Employers and employees founded the Development Fund of the Swedish Construction Industry (Swedish: Svenska Byggbranschens Utvecklingsfond, SBUF) jointly in 1983. SBUF is the construction industry's organisation for research and development with approximately 5,000 affiliated companies in Sweden. SBUF aims to promote development in the building process to create more businesslike conditions for contractors enabling them to make use of research and conduct development work.

== Aims and goals ==
SBUF aims to promote development in the building process to create more businesslike conditions for contractors enabling them to make use of research and conduct development work.

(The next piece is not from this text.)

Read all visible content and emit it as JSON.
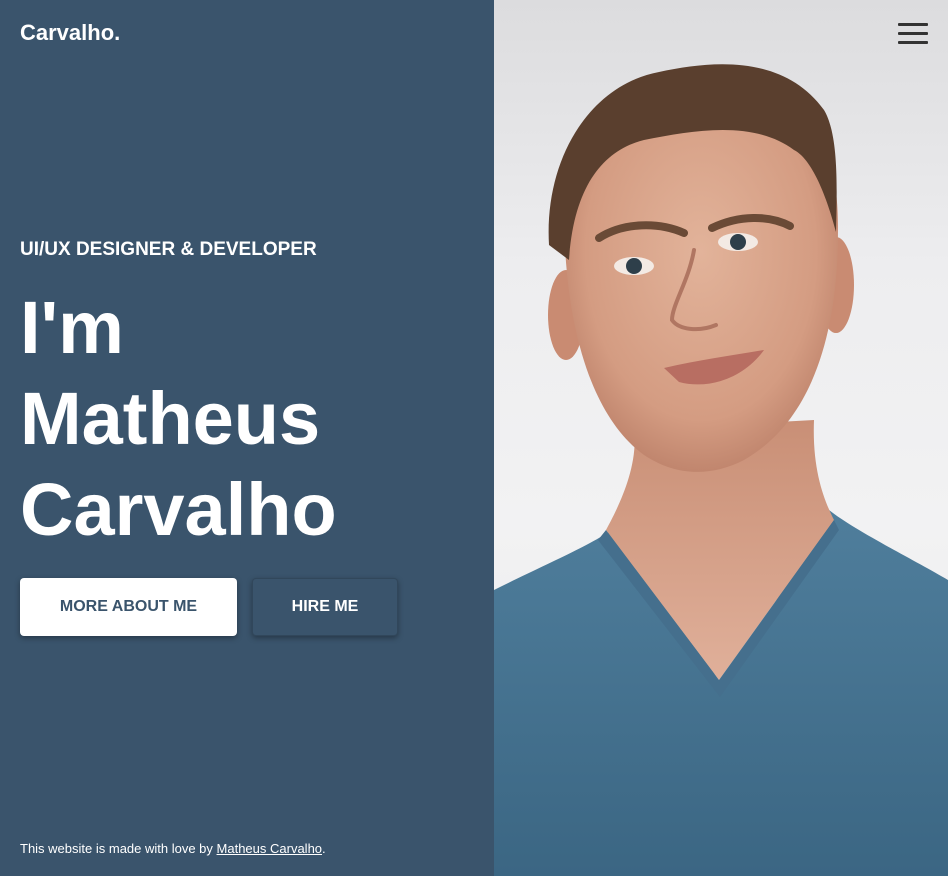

SBUF operates with a board, four committees and a secretariat. SBUF members are represented on the board and the committees. One or more committees (building, civil engineering, mechanical services) are screening the applications and makes suggestions about grants for development projects before the board makes the decision. The research committee handles applications for university research in co-operation with the companies. About 100 projects are being granted yearly.

Further aims are
- to improve the effectiveness ranging from raw material to complete product and from idea to destruction by means of development and collaboration,
- to promote collaboration for development with specialised contractors in order to improve the effectiveness in the entire building sector,
- to stimulate and support research at the technical universities on questions vital to contractors and,
- to support development of methods and equipment making construction, service and maintenance more attractive and better adjusted to construction workers,
- to support research and development being the basis for performance-oriented public rules and standards

SBUF spends about 50 million SEK yearly on support for development and research projects. However, the companies running the projects finance part of the projects. Projects are co-financed with government support, mostly from the Swedish Research Council for Environment, Agricultural Sciences and Spatial Planning (Formas) but also from the Swedish Agency for Innovation Systems (Vinnova), the Swedish Transport Administration (Trafikverket) and other research organisations. SBUF contributes to several major research programmes founded on co-operation between companies and technical universities.